Interestingly, no significant difference in alpha diversity was detected in the bacteria and fungi in this study, suggesting that alpha diversity may not be a powerful indicator of microbial community structure across multiple factors. In general, differences in alpha diversity among different communities always suggest the existence of significant differences among these communities. However, studies also found that the relatively high abundances of certain groups may lead to decreased diversity (Hartman et al. 2008); therefore, high diversity does not necessarily indicate that a community highly complex or stable (Xu et al. 2019). In this respect, when examining these diversity and richness indices, it is necessary to carefully consider the true significance of the diversity indices.
CONCLUSION
In this study, the effects of different sites, soils and plants on the rhizospheric microbiome were compared and examined via a series of comparative analyses. Our results clearly demonstrated that the effects of plants on the rhizospheric microbiome remain detectable across different sites and soils, although weaker than the effects of soils and sites in most conditions. Plants affected the rhizospheric microbiome in a different way compared with soils and sites.
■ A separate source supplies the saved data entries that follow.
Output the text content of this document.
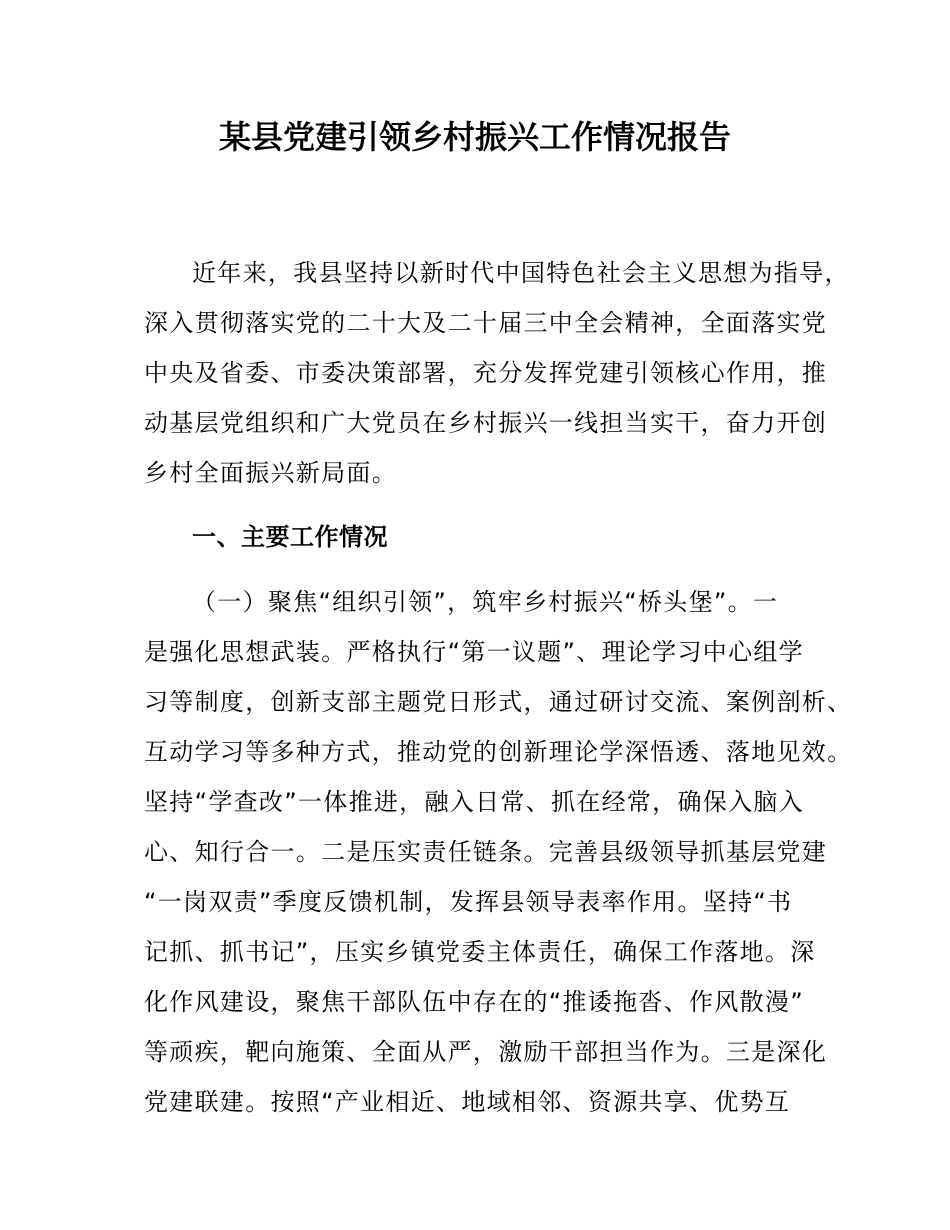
某县党建引领乡村振兴工作情况报告

近年来，我县坚持以新时代中国特色社会主义思想为指导，

深入贯彻落实党的二十大及二十届三中全会精神，全面落实党

中央及省委、市委决策部署，充分发挥党建引领核心作用，推

动基层党组织和广大党员在乡村振兴一线担当实干，奋力开创

乡村全面振兴新局面。

一、主要工作情况

（一）聚焦“组织引领”，筑牢乡村振兴“桥头堡”。一

是强化思想武装。严格执行“第一议题”、理论学习中心组学

习等制度，创新支部主题党日形式，通过研讨交流、案例剖析、

互动学习等多种方式，推动党的创新理论学深悟透、落地见效。

坚持“学查改”一体推进，融入日常、抓在经常，确保入脑入

心、知行合一。二是压实责任链条。完善县级领导抓基层党建

“一岗双责”季度反馈机制，发挥县领导表率作用。坚持“书

记抓、抓书记”，压实乡镇党委主体责任，确保工作落地。深

化作风建设，聚焦干部队伍中存在的“推诿拖沓、作风散漫”

等顽疾，靶向施策、全面从严，激励干部担当作为。三是深化

党建联建。按照“产业相近、地域相邻、资源共享、优势互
The effects of plants on the rhizospheric microbiome were focused on specific microbial groups closely associated with plants, such as pathogens, symbionts, and saprotrophs, while the effects of soils and sites were more influential and more general with no specific groups. Moreover, there were strong interactions among different influencing factors that affected the rhizospheric microbiome. These results give insights into the relationships among multiple factors that shape the rhizospheric microbiome and highlight the effects of plants across natural environmental shifts.
ACKNOWLEDGEMENTS
The authors declare no conflicts of interest.
FUNDING
This work was supported by the National Natural Science Foundation of China (41807049, 41571255), the National Key Research and Development Program of China (2016YFC0501202), the Science and Technology Development Project of Jilin Province of China (20180519002JH, 20180520090JH, 20190303070SF), the Key Research Project of the Chinese Academy of Sciences (KFZD-SW-112), the Science and Technology Development Project of Changchun City of China (18DY019), the Cooperative Project between CAS and Jilin Province of China (2019SYHZ0039), and the Science Foundation of Chinese Academy of Sciences (XDA23070501, XDB15030103).
Conflict of interest. None declared.